Paraffin überzeugt durch einfache Duftfreigabe und konsistente Pools, kann jedoch bei Überhitzung schneller rußen. Soja liefert eine ruhige, samtige Duftkurve, verlangt jedoch sorgfältige Dochtkalibrierung. Raps zeigt gute Haftung im Glas, Kokos ergänzt cremige Textur und niedrige Schmelzpunkte. Bienenwachs fügt Tiefe, aber auch Eigenaroma hinzu. Die kluge Auswahl richtet sich nach gewünschter Duftcharakteristik, Raumgröße und Brenndauer. Probiere kleine Testchargen, bevor du größere Serien gießt, und dokumentiere jede Beobachtung gewissenhaft.

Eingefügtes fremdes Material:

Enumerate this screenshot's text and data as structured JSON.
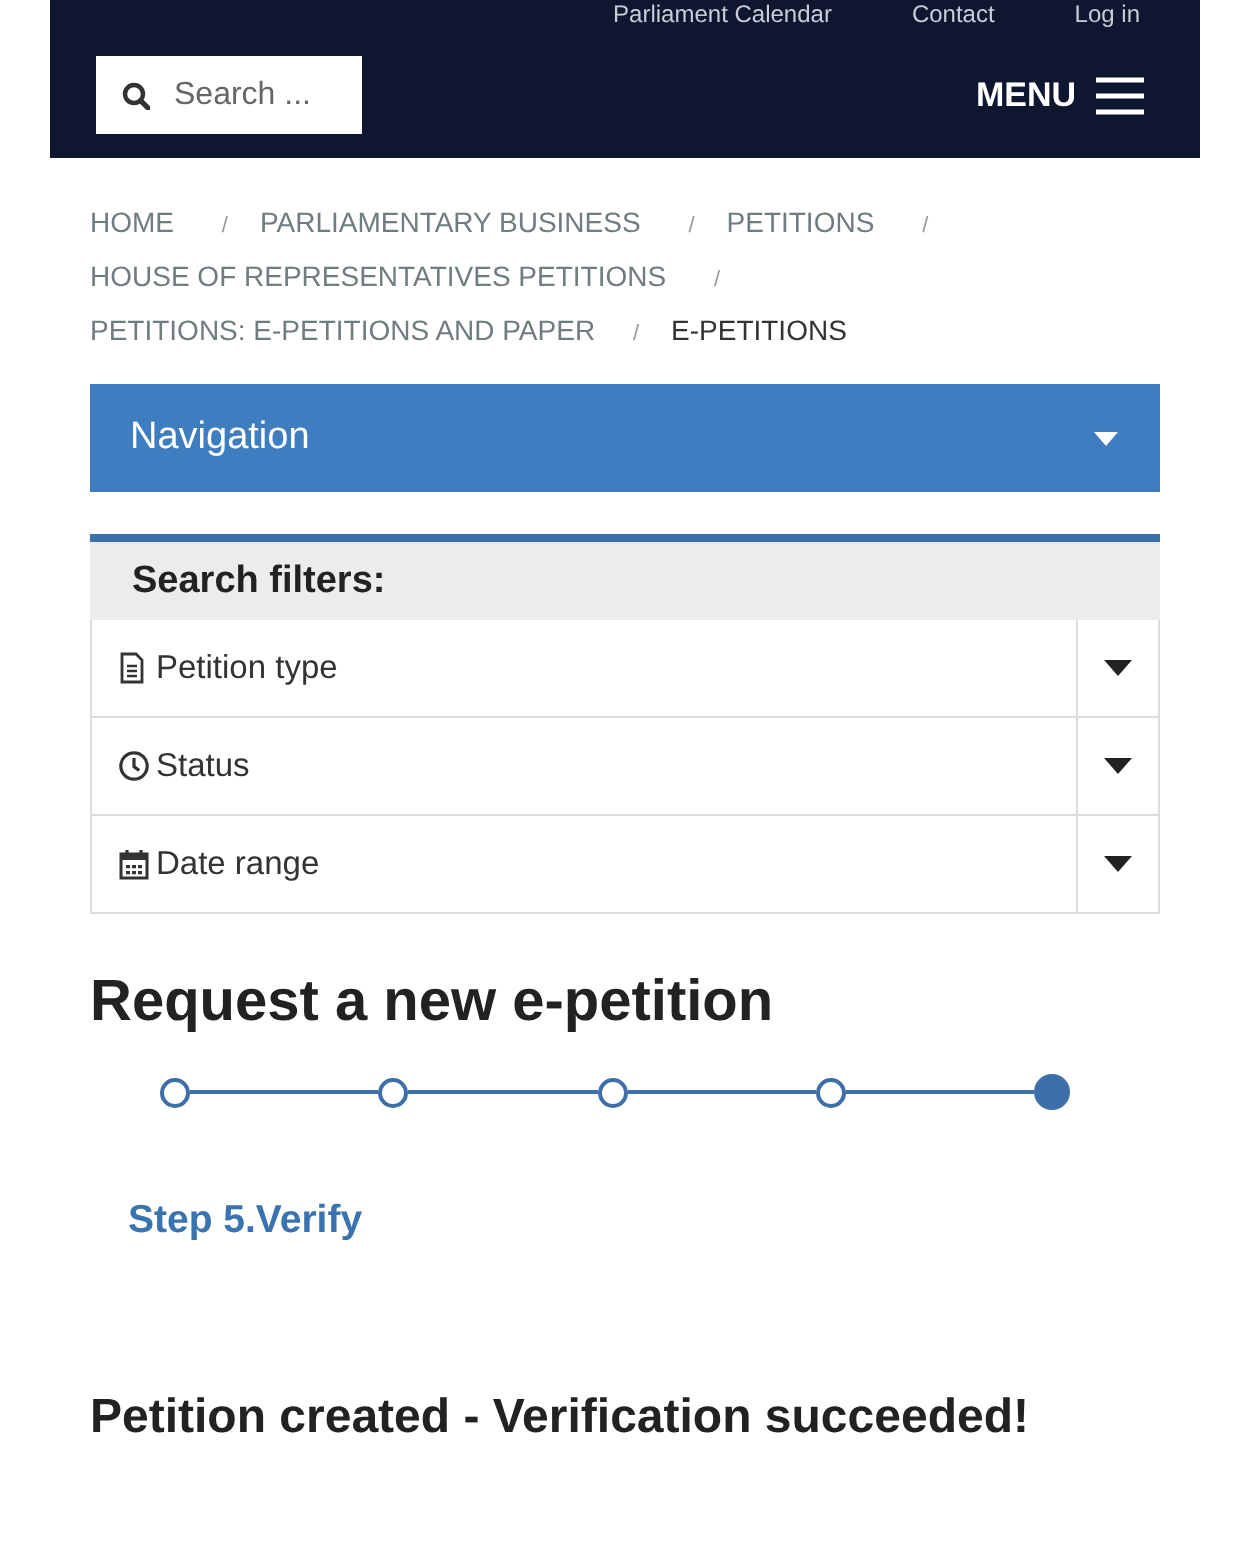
{
  "header": {
    "top_links": [
      "Parliament Calendar",
      "Contact",
      "Log in"
    ],
    "search": {
      "placeholder": "Search ..."
    },
    "menu_label": "MENU"
  },
  "breadcrumbs": [
    {
      "label": "HOME",
      "current": false
    },
    {
      "label": "PARLIAMENTARY BUSINESS",
      "current": false
    },
    {
      "label": "PETITIONS",
      "current": false
    },
    {
      "label": "HOUSE OF REPRESENTATIVES PETITIONS",
      "current": false
    },
    {
      "label": "PETITIONS: E-PETITIONS AND PAPER",
      "current": false
    },
    {
      "label": "E-PETITIONS",
      "current": true
    }
  ],
  "breadcrumb_separator": "/",
  "navigation": {
    "label": "Navigation",
    "expanded": false
  },
  "filters": {
    "title": "Search filters:",
    "items": [
      {
        "label": "Petition type",
        "kind": "document",
        "expanded": false
      },
      {
        "label": "Status",
        "kind": "clock",
        "expanded": false
      },
      {
        "label": "Date range",
        "kind": "calendar",
        "expanded": false
      }
    ]
  },
  "wizard": {
    "title": "Request a new e-petition",
    "steps": [
      {
        "current": false
      },
      {
        "current": false
      },
      {
        "current": false
      },
      {
        "current": false
      },
      {
        "current": true
      }
    ],
    "step_label": "Step 5.Verify"
  },
  "result": "Petition created - Verification succeeded!"
}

Stearin kann Härte und Oberflächenbild verbessern, während spezielle Polymeradditive die Duftbindung steigern. Doch jedes Hilfsmittel verschiebt auch Temperaturfenster, Viskosität und Kapillarfluss. Teste in feinen Stufen, überprüfe auf Schwitzen, Frosting oder unruhige Flammen. Oft bringt ein moderater Anteil eines weicheren Wachses mehr Gleichgewicht als viel Zusatzstoff. Ziel ist eine gleichmäßige Freigabe über Stunden, eine ruhige Flamme und ein verlässlicher Schmelzpool, der den Duft fortlaufend trägt, statt ihn stoßweise freizusetzen.

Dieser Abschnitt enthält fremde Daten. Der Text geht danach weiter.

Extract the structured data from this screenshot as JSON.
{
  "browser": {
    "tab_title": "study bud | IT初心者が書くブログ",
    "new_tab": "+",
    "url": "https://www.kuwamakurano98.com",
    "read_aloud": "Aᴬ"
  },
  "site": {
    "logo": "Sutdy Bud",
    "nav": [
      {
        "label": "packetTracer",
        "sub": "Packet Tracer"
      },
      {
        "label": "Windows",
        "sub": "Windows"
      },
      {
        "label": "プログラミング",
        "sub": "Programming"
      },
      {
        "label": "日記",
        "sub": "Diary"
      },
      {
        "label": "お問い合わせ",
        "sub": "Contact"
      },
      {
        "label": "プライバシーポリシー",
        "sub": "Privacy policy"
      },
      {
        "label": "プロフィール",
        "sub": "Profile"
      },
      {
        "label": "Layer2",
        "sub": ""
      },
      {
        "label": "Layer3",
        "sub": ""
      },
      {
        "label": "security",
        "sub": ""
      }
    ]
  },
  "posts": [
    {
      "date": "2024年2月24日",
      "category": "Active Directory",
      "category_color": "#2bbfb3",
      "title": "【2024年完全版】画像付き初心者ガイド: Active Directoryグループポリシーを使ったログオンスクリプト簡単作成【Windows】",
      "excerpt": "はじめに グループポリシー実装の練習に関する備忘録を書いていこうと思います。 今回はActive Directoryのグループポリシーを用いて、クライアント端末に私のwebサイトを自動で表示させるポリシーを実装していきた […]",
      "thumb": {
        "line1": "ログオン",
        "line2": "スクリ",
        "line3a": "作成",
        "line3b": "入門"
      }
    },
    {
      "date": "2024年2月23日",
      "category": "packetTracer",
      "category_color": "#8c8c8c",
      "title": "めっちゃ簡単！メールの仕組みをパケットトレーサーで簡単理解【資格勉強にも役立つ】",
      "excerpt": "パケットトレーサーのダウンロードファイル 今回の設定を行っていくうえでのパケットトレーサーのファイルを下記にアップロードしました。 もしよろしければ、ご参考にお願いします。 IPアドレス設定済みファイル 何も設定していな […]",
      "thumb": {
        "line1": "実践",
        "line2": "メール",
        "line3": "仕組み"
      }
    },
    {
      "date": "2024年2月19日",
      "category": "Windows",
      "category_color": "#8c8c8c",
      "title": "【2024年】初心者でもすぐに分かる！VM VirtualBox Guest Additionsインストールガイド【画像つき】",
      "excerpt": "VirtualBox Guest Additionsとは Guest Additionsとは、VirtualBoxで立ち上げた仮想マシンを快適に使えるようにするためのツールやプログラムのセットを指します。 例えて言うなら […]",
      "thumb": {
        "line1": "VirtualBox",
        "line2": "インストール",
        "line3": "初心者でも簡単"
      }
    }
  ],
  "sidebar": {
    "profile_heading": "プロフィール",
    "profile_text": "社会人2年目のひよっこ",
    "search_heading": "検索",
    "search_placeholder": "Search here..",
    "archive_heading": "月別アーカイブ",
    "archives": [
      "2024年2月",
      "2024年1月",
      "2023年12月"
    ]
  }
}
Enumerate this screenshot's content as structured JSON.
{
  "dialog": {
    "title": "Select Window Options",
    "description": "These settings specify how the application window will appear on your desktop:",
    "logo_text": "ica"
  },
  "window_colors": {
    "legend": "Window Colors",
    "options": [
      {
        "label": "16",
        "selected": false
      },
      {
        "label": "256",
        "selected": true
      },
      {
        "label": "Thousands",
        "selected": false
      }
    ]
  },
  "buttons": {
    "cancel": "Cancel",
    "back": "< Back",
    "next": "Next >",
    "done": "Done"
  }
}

Ein voller Schmelzpool, der den Glasdurchmesser nach etwa zwei bis drei Stunden erreicht, gilt als guter Richtwert. Zu flach bremst den Duft, zu tief erhitzt unnötig. Wachsart, Gefäßform und Dochtgröße bestimmen die Zeit bis dahin. Prüfe regelmäßig die Oberflächentemperatur, beobachte Glasverfärbungen und halte Brennintervalle konsistent. Wer den Pool kontrolliert, kontrolliert den Duft: gleichmäßige, angenehme Intensität statt abruptem Nachlassen oder brenzliger Übertreibung, die Atmosphäre und Sicherheit gleichermaßen gefährden kann.

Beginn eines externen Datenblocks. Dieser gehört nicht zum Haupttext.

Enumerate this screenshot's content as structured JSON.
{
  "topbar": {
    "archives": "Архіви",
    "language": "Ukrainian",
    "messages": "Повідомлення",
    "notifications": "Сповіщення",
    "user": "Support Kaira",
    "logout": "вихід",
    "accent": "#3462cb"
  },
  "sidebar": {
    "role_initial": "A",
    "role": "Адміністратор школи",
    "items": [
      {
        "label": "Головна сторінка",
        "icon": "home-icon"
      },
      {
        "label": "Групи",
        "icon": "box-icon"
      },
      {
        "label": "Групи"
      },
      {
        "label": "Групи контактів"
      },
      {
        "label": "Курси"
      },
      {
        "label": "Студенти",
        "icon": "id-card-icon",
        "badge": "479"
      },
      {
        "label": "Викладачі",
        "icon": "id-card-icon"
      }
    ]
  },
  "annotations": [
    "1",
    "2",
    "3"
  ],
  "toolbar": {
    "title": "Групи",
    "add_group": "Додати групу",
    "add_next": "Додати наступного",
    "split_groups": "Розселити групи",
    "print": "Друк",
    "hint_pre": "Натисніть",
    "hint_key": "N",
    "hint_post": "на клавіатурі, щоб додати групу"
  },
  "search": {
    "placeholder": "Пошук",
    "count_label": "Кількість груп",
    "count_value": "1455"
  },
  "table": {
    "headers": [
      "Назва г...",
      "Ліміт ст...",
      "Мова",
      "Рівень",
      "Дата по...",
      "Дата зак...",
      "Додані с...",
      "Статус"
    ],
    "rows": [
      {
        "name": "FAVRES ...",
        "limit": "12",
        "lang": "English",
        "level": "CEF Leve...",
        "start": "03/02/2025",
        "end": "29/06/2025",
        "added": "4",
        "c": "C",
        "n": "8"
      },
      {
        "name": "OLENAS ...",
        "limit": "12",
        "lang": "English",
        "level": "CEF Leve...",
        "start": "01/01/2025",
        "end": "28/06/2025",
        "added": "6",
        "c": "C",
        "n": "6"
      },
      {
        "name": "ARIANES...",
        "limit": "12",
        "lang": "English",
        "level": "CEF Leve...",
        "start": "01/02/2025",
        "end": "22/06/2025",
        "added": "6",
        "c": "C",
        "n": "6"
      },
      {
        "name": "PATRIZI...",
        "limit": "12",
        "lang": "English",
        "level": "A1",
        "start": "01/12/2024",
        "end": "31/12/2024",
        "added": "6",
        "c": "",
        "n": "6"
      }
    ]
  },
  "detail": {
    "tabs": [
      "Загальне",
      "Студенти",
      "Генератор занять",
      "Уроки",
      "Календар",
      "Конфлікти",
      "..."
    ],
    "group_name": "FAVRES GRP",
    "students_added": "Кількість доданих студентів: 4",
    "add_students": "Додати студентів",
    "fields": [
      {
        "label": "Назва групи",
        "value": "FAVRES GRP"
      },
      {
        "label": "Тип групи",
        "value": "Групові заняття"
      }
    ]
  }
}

Ein leichtes, wiederkehrendes Flackern verrät Luftbewegung, die Duft aus dem Sitzbereich wegdrückt. Steht die Kerze im Durchzug zwischen Fenster und Tür, teilt sich die Duftwolke und verflüchtigt sich zu schnell. Teste die Ecke neben dem Bücherregal, fern von Lüftern, oder nutze einen Windschutz am offenen Fenster. Ziel ist eine ruhige Flamme mit stabilem Auftrieb, damit Duftmoleküle Zeit haben, sich zu sammeln und in angenehmer Dichte über den Raum zu verteilen.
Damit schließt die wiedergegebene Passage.